Thulé fut ensuite référencée comme l'Islande, le Groenland actuel, l'île de Saaremaa en Estonie ou encore celle de Smøla en Norvège. On donna d'ailleurs au nom d’"Ultima Thule" dans le passé la signification de "lieu aux frontières du monde connu". Ce n'est qu'en 1910 qu'un explorateur-anthropologue Groenlandais-Danois, Knud Rasmussen, établit un poste de missionnaires au Nord-Est du Groenland, qu'il nomma "Thulé" (ou "Qaanaaq").
Cartographie de stratèges : « mon royaume pour une carte ! »
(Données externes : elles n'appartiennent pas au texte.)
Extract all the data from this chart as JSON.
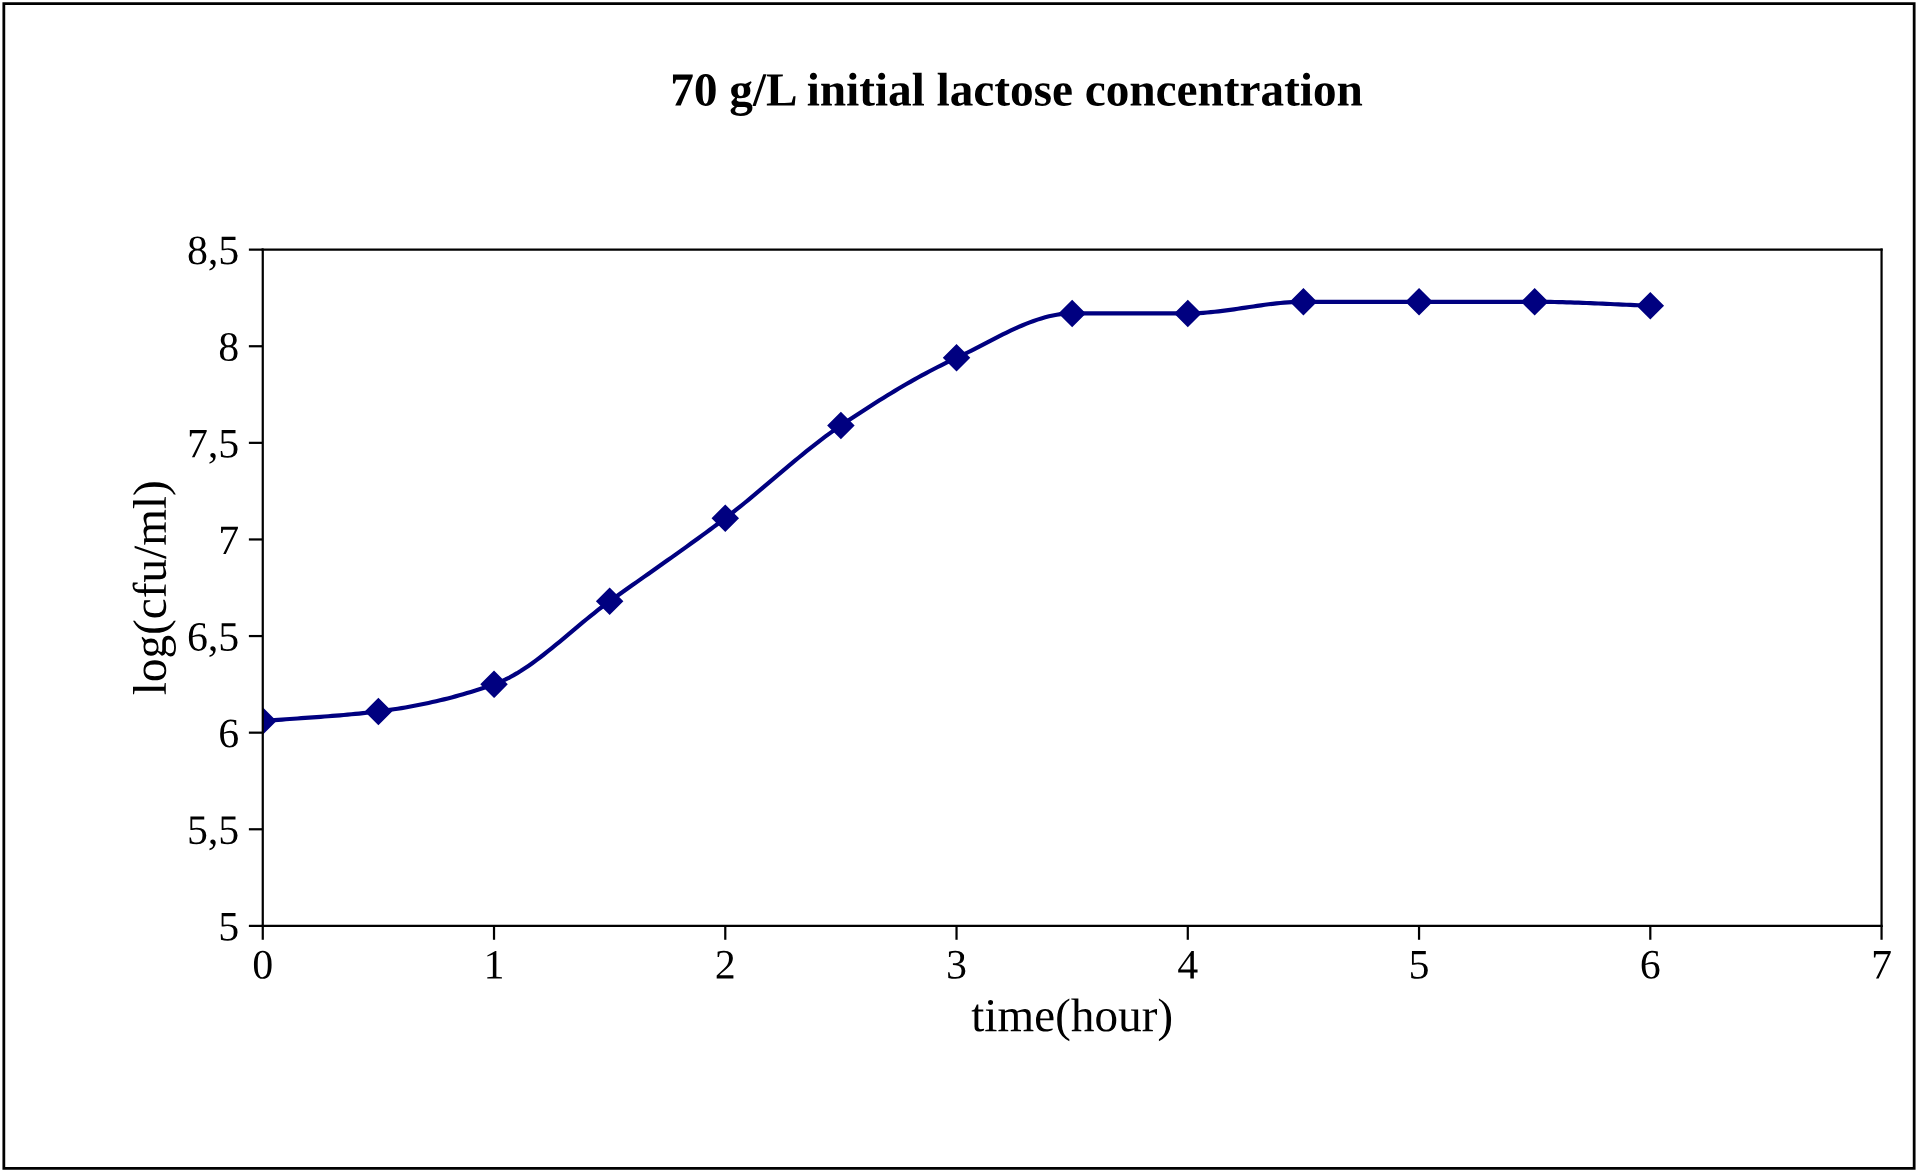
{
  "chart_data": {
    "type": "line",
    "title": "70 g/L initial lactose concentration",
    "xlabel": "time(hour)",
    "ylabel": "log(cfu/ml)",
    "x": [
      0,
      0.5,
      1,
      1.5,
      2,
      2.5,
      3,
      3.5,
      4,
      4.5,
      5,
      5.5,
      6
    ],
    "series": [
      {
        "color": "#000080",
        "values": [
          6.06,
          6.11,
          6.25,
          6.68,
          7.11,
          7.59,
          7.94,
          8.17,
          8.17,
          8.23,
          8.23,
          8.23,
          8.21
        ]
      }
    ],
    "xlim": [
      0,
      7
    ],
    "xticks": [
      0,
      1,
      2,
      3,
      4,
      5,
      6,
      7
    ],
    "ylim": [
      5,
      8.5
    ],
    "yticks": [
      5,
      {
        "value": 5.5,
        "label": "5,5"
      },
      6,
      {
        "value": 6.5,
        "label": "6,5"
      },
      7,
      {
        "value": 7.5,
        "label": "7,5"
      },
      8,
      {
        "value": 8.5,
        "label": "8,5"
      }
    ],
    "marker": "diamond",
    "line_style": "solid",
    "grid": false,
    "legend": false
  }
}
Une dernière explication possible de la mention d'îles fantômes serait la propension de certains monarques à "adapter" les cartes marines de manière à étendre leur territoire, à l'époque des grandes découvertes et à l'aube de l'histoire de la cartographie. Dès le traité de Tordesillas en 1494, les cartes sont d’ailleurs considérées comme des secrets d’Etat dans les royaumes du Portugal et d’Espagne. Toute nouvelle découverte fait l’objet d'une discrétion toute particulière lorsqu’il s’agit de la coucher sur le papier. L'agrandissement des zones sous contrôle constituait un atout majeur pour le pouvoir d'un souverain. Le mécénat de grands voyageurs qui affrétaient des navires avec pour mission de découvrir le nouveau monde et d'y planter des comptoirs commerciaux, reste le leitmotiv des grandes explorations. Les courbes de l’Amérique du Sud auraient ainsi, affirme-t-on à tort ou à raison, été «déplacées» de quelques kilomètres pour les besoins du règne lusitanien.
Les Monstres de Mercator
Mais revenons à nos dragons de mer… On connaît Gérard Mercator comme un grand cartographe et le père de la fameuse projection. L’histoire le décrit généralement moins fréquemment comme dessinateur de monstres…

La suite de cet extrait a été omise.